Abstract

Background/Aims—Patients with high grade prostatic intraepithelial neoplasia of the transition zone appear to be at increased risk of developing prostatic carcinoma, although not to the same degree as patients with high grade prostatic intraepithelial neoplasia of the peripheral/central zone. Previous investigations have shown loss of expression of π-class glutathione S-transferase (GST-π; an enzyme that protects against electrophilic carcinogens) in prostatic carcinoma and in high grade prostatic intraepithelial neoplasia. The aim of this study was to compare the expression of GST-π in high grade prostatic intraepithelial neoplasia of the transition zone with that in high grade prostatic intraepithelial neoplasia of the peripheral/central zone (that is, non-transition zone).

Methods—Immunostaining with the anti-GST-π antibody was performed on 20 high grade prostatic intraepithelial neoplasia samples of the transition zone, either isolated or associated with prostatic carcinoma (groups 1 and 2, respectively; 10 cases each) and on 20 high grade prostatic intraepithelial neoplasia samples of the non-transition zone, either isolated or associated with prostatic carcinoma (groups 3 and 4, respectively; 10 cases each). This study also included six samples of high grade prostatic intraepithelial neoplasia simultaneously present in the transition and non-transition zones and not associated with prostatic carcinoma (group 5). The presence of immunostaining, staining intensity, and the distribution of immunostaining were evaluated in the high grade prostatic intraepithelial neoplasia lesions and in the normal tissue and cancer areas.

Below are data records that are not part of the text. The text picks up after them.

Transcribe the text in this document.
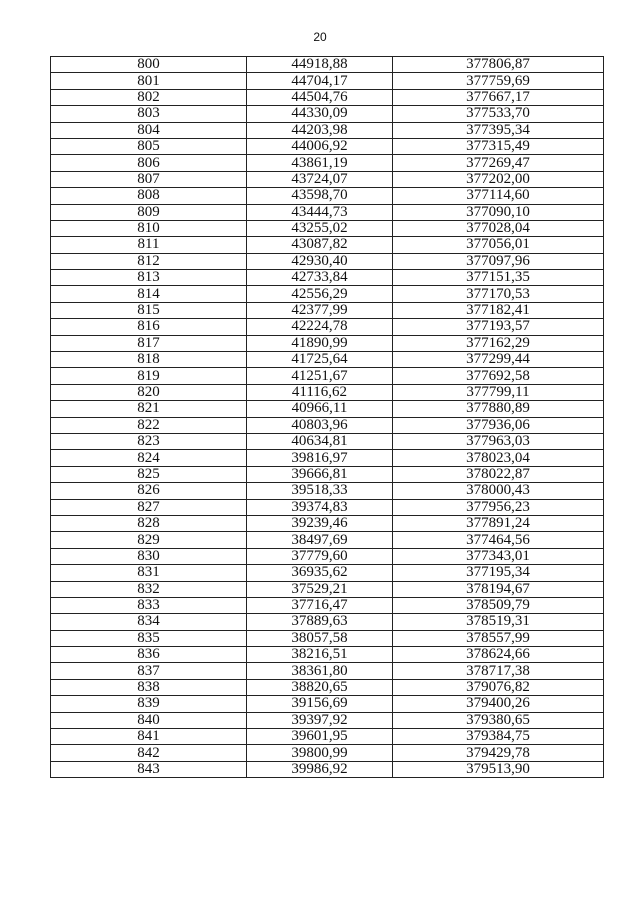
20
800	44918,88	377806,87
801	44704,17	377759,69
802	44504,76	377667,17
803	44330,09	377533,70
804	44203,98	377395,34
805	44006,92	377315,49
806	43861,19	377269,47
807	43724,07	377202,00
808	43598,70	377114,60
809	43444,73	377090,10
810	43255,02	377028,04
811	43087,82	377056,01
812	42930,40	377097,96
813	42733,84	377151,35
814	42556,29	377170,53
815	42377,99	377182,41
816	42224,78	377193,57
817	41890,99	377162,29
818	41725,64	377299,44
819	41251,67	377692,58
820	41116,62	377799,11
821	40966,11	377880,89
822	40803,96	377936,06
823	40634,81	377963,03
824	39816,97	378023,04
825	39666,81	378022,87
826	39518,33	378000,43
827	39374,83	377956,23
828	39239,46	377891,24
829	38497,69	377464,56
830	37779,60	377343,01
831	36935,62	377195,34
832	37529,21	378194,67
833	37716,47	378509,79
834	37889,63	378519,31
835	38057,58	378557,99
836	38216,51	378624,66
837	38361,80	378717,38
838	38820,65	379076,82
839	39156,69	379400,26
840	39397,92	379380,65
841	39601,95	379384,75
842	39800,99	379429,78
843	39986,92	379513,90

Results—The GST-π antibody stained the cytoplasm of the cells lining the ducts and acini of normal prostate tissue. Staining was stronger and more diffuse in the basal cell layer than in the luminal (or secretory) cell layer. Immunohistochemical staining with anti-GST-π antibodies failed to detect the enzyme in all prostatic carcinoma foci but one. Two patterns were detected in high grade prostatic intraepithelial neoplasia. One was represented by GST-π staining similar to that of the normal tissue (pattern A). The other deviated from it and was characterised by absence of GST-π expression in the secretory cells and abundant expression in scattered basal cells (pattern B). Pattern A staining was seen more frequently in the transition than in the non-transition zone. Pattern B staining was seen mainly in high grade prostatic intraepithelial neoplasia of non-transition zone associated with cancer.

Conclusions—The differential expression of GST-π in the transition and non-transition zones indicates the existence of two populations with the morphological appearance of high grade prostatic intraepithelial neoplasia that might have different associations with carcinoma.